The prosecution’s case is that traces of the child’s blood were found at various locations in the cottage and bone fragments from a “juvenile skull” were found in the ash of a woodburner.

Bridger denies the charges and instead says that he ran April over in a car accident and then “blanked” out and cannot remember what he did with her body.

The first photograph shows Bridger’s living room and the wood burner in which bone fragments consistent with being from a juvenile skull were found in the ash, the court has heard.

Elwen Evans QC, prosecuting, told the jury earlier this week that when police searched Bridger’s house he had carried out an “extensive clean up” — but that he failed to get rid of all the evidence.

Traces of blood were found in the living room, hallway and bathroom — and it matched April’s DNA, the court heard.

There was a concentration of blood found around the wood burner in the living room, the jury heard.

Around the wood burner were a number of knives, including a boning knife, which was badly burnt.

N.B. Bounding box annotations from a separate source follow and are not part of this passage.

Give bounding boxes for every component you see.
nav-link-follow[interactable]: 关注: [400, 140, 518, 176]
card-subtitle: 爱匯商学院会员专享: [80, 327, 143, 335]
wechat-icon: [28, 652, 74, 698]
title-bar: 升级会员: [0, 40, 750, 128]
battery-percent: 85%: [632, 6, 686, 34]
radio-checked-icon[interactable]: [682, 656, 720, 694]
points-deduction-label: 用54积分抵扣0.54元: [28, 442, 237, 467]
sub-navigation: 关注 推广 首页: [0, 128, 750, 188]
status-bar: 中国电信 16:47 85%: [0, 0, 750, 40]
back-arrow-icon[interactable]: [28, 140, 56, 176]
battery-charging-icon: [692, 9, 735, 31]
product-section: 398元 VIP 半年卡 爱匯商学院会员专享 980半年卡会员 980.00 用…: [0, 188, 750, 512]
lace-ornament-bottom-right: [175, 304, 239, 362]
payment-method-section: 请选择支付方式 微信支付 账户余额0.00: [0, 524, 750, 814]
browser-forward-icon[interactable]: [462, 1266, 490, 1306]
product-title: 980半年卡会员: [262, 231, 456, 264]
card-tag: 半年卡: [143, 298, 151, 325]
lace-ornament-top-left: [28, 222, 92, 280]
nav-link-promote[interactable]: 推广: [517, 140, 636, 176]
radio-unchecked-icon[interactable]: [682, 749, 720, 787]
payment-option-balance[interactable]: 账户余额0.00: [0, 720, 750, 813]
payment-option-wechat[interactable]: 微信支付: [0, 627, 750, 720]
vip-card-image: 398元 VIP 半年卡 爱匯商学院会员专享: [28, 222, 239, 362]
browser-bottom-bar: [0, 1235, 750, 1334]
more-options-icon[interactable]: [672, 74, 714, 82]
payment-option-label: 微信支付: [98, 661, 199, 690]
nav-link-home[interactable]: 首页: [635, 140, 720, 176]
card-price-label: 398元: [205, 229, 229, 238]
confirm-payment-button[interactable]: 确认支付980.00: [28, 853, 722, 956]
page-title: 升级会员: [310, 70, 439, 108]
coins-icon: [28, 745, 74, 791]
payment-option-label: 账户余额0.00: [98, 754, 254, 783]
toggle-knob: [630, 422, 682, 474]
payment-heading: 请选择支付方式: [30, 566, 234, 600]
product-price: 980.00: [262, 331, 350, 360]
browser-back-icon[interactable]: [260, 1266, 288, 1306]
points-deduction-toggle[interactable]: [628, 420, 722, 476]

Miss Evans said there was a “one in a billion” match to April’s DNA and the defence accepts it was the young girl’s blood.

She said there had been attempts to clean away the blood stains and that when police entered the house for the first time there was a “strong smell of detergent, and a smell of cleaning products, air freshener and washed clothes”.

She added: “There was nothing which would strike the eye as April’s blood, it was only after careful forensic analysis that this evidence emerged.”